Chciałam, żeby festiwal otworzył dobry teatr "środka", z solidnym rzemiosłem aktorskim, z ważnym tematem, ale ujętym nieradykalnie. "Wstyd", który wybrałam na inaugurację, mówi między innymi o tym, jak nie potrafimy rozmawiać. Marek Modzelewski napisał znakomity tekst, który opowiada nie tylko o polskiej rodzinie, ale o rodzinie w ogóle. Jego sztuka jest bardzo uniwersalna, ma wiele wspólnego chociażby z francuskimi autorami, którzy mówią o kryzysie w relacjach międzyludzkich. Jestem bardzo ciekawa dalszych losów "Wstydu" na innych scenach, z pewnością będzie przetłumaczony na wiele języków.

Puentę można odebrać jako gorzki happy end: kłócimy się, jesteśmy elektoratowo niezgodni, ale Zenek Martyniuk zawsze Polaków zjednoczy. Niestety, nie można powiedzieć, że nadzieję daje "Capri" Krystiana Lupy.

- "Capri" to moim zdaniem opowieść o człowieku, a nie komentarz do współczesności. To taka historia świata i historia ludzkości, szerokie i filozoficzne spojrzenie na naszą ułomność. Począwszy od Adama i Ewy, pierwszych, czystych ludzi, którzy otwierają spektakl, aż do dzisiaj, powtarza się sytuacja ludzkiego uwikłania. Faszyzm jako postawa istniał, odradzał się i wciąż odżywa. Człowiek nie potrafi wyzwolić się z reżimu. Przy czym człowiek nie jest tylko zły albo tylko dobry. Malaparte jest takim przedstawicielem ludzkości, który skupia w sobie sprzeczności - artysty, wojownika, oportunisty, kameleona. Ucieka, próbuje sobie radzić, ale na koniec dopada go smutna refleksja na temat własnego życia. Czy "Capri" nie daje nadziei? Nie jestem pewna. Jeśli nie daje nadziei, to znaczy, że bycie człowiekiem nie daje nadziei. W spektaklu Lupy widziałabym raczej ostrą, filozoficzną krytykę, która uświadamia nam, co się z nami dzieje. Może to właśnie jedyna szansa i jedyna nadzieja?

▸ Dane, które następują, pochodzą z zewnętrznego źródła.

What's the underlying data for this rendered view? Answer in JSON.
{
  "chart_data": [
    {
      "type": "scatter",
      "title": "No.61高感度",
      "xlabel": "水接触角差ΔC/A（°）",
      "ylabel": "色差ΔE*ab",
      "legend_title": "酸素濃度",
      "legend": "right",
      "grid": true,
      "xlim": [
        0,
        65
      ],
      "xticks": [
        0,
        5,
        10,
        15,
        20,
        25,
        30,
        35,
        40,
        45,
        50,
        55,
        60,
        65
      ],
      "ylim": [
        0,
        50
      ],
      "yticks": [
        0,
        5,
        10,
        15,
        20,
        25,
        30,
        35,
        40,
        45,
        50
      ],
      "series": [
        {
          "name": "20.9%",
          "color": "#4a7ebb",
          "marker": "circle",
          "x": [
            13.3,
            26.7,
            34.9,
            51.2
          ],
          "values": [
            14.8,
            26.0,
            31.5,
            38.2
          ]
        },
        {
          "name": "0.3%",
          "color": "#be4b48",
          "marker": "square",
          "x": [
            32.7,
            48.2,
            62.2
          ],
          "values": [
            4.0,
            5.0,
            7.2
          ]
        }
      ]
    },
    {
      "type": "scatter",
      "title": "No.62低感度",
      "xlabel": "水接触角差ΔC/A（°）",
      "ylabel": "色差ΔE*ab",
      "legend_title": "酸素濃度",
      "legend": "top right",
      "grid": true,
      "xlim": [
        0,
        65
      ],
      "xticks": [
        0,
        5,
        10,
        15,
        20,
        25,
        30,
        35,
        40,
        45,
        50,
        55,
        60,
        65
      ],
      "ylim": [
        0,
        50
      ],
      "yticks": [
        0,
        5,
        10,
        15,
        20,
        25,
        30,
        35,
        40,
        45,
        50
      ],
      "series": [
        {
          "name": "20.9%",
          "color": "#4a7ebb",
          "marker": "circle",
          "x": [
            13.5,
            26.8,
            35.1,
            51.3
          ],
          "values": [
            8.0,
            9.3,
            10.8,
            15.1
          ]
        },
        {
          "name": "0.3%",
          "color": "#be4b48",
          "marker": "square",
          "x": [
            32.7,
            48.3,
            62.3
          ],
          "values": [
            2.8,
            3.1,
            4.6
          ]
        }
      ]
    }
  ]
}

Lupa jest wizjonerem, ma wybitną umiejętność syntezy. Jego twórczość powinna zostać utrwalona również dla przyszłych pokoleń. Pamiętam na przykład, że dzięki prezentacji jego "Wymazywania" na Festiwalu potem TVP Kultura udało się zarejestrować spektakl. "Wymazywanie" specjalnie dla nas zostało wznowione, bo nie było już wówczas grane. Mam nadzieję, że również pozostałe spektakle Krystiana Lupy zostaną utrwalone.

Kiedy odbierałam bilety na festiwal, pani kasjerka opowiedziała mi o widzce, która w Łodzi zobaczy sześciogodzinne "Capri" po raz szósty.

-I wcale się nie dziwię, bo to spektakl wielopoziomowy, intelektualny, znakomity. Ja go obejrzę po raz czwarty. "Capri" jest tak świetnie skonstruowany, że w ogóle nie odczuwa się upływu czasu.

Czy festiwalowa propozycja łódzkiego Powszechnego - "Jednorożec" - to spektakl dla młodzieży?

- Nie, to bardzo bolesna i wstrząsająca propozycja dla wszystkich widzów. Zmieniliśmy nawet oryginalny tytuł ("Kucyk Pony"), żeby nie sugerować, że to spektakl dla dzieci. Głównym bohaterem "Jednorożca" jest chłopiec, którego rówieśnicy odrzucają, bo nosi plecak z kucykiem - traktuje go jak swoisty talizman. Ale to powierzchowna interpretacja, bo to bardzo złożony tekst. Opowiada nie tylko o środowiskowym ostracyzmie i lęku przed innym, również o rodzinie, która nie potrafi sobie z tym poradzić. "Jednorożec" dobrze współgra ze "Wstydem"; to spektakl o tym, jak nie potrafimy pomóc własnemu dziecku. Poruszone problemy korespondują z tymi, o których mówi w "Capri" Lupa.

"Historia przemocy" Louisa też o tym opowiada.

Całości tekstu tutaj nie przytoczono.